Over the Years we have been mixing more and more Open Loop and Closed Loop features. The more code that is in common between software projects, the easier it is to support.

The stacker code was stacking on a budle change or when there were no more orders.

Usually, there is a bundle number change between orders, but sometimes, for single item orders, there is not. The old test, bundle number change, mostly worked unless there were subsequent single item Orders where the items in each order had the same bundle number.

This change forces a stack on an Order change.

Allen Bradley SERCOS drives work differently than the Bosch drives. On site at a customer we discovered that the drives apparently will generate faults internally that they want to be cleared, but they don't report them in the SERCOS interface or even in the Drive Explorer software. This has been learned by exerience by the customer who has these drives.

A recent change to Clearing drive errors for SERCOS seems to have opened up an issue. When in Phase 4, a request to clear drive errors now will initiate a new phase progression from Phase 0. In Phase 2, each drive is checked for an error and it will get cleared if it is reporting one. The old software would clears errors, present or not.

In this new change we will be setting an override flag that tells Phase 2 to clear errors in every drive,even if the drive is not reporting one. This is a change that is being made on site. There is a possibility that the AB drive may not do the same processing in Phase 2 as it does in Phase 4. Implementing this in Phase 4 is not something I want to undertake on site, where I can't test it before hand. It is much more complicated.

We have added Min Tolerance and Average Tolerance fields to the Closed Loop Data screen.

The Max Error value is no longer compared as an absolute value against the absolute error.

All of the fields are initialized to zero when the screen in initialized or when a new graph is started. The first tolerance that is measured will be filled into the Max, Min and Avg Tolerance fields. Min and Max will then be compared from there. The Average will begin being calculated on the second tolerance measurement reported.

These new fields are intended to make it easier to evaluate how consistent the tolerance is and to provide some sense of how it is distributed.

SCN 5112 changed what happens when errors are cleared in SERCOS Phase4. All errors are cleared by forcing a new phase progression. While passing through phase 2, errors are cleared in all drives.

To be consistent, this SCN adds the same behavior to the EtherCat fieldbus. If F3-Clear Error is selected on a drive while the bus is in Full Operational state, a new Operational State progression will be triggered. While passing through Pre-Operational state, all drives with errors will have them cleared.

As a test we needed to be able to a -5 exponent for position parameters on a Diax02 drive. The software was changed to allow us to use whatever exponent is currently configured in the drive. In addition, since the Diax02 drives don't work with Drivetop the Position and Velocity exponents are now programable through the XL SERCOS Paramater editor.

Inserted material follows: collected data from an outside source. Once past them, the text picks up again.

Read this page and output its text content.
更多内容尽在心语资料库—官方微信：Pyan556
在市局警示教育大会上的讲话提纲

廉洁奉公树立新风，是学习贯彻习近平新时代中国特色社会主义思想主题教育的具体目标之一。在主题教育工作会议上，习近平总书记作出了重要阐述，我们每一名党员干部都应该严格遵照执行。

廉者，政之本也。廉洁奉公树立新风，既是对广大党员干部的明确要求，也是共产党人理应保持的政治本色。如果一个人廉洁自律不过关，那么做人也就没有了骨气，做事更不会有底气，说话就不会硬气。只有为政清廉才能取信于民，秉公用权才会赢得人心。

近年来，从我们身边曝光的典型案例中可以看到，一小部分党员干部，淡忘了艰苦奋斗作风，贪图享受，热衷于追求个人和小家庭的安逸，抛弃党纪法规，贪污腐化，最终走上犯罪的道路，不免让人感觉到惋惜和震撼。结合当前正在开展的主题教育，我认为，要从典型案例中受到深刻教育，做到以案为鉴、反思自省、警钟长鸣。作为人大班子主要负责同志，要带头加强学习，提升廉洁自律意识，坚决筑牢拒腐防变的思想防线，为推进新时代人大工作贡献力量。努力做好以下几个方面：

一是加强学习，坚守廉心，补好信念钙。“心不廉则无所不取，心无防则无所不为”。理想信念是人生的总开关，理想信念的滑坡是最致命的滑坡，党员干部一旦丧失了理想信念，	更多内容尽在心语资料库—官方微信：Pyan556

Changing the exponent did not resolve the issue we were experiencing. However, this ability may come in handy in the future so I am going to preserve the changes.

A new field has been added to the Diax02 Multi-Axis Driver.

In almost all cases, this field should be zero. However, in some drives with high gear ratio's, we run into an issue with Absolute Encoder Travel range. The encoder can only measure 2048 motor turns on either side of zero. If the motor has to travel further than that, the reported position will invert its polarity sign when it crosses the 2048 turn boundary. Position Limits Errors, if enabled, will happen slightly before that.

The maximum travel range can be calculated by 2048 * (Gear Out/Gear In) * Feed Constant. The Travel limits will be +- this calculated value. For example, a gear ratio of 20:1 and a Feed Constant of .2" results in a travel range of +-20.48".

The Offset From Zero lets us use this range more effectively by making it appear that the zero point of the axis is in a different place. If we use our earlier example and we need the axis to travel to 24" we can shift where zero is. We can shift the zero point -10" by entering -10" in the Offset From Zero setting. This will make our travel range -10.48" and + 30.48" inches.

When referencing and sending positions to the drive, the controller lies to it. It offsets the positions it sends and the positions it gets back by the Offset by Zero value to effectively shift the travel range the drive has, into the range that we can use.

If Position Limits are being used, the must be shifted in the drive by the Offset From Zero value. For example, if the Axis upper limit is 30.48", adding the -10" offset from our example means the limit in the drive needs to be 20.48".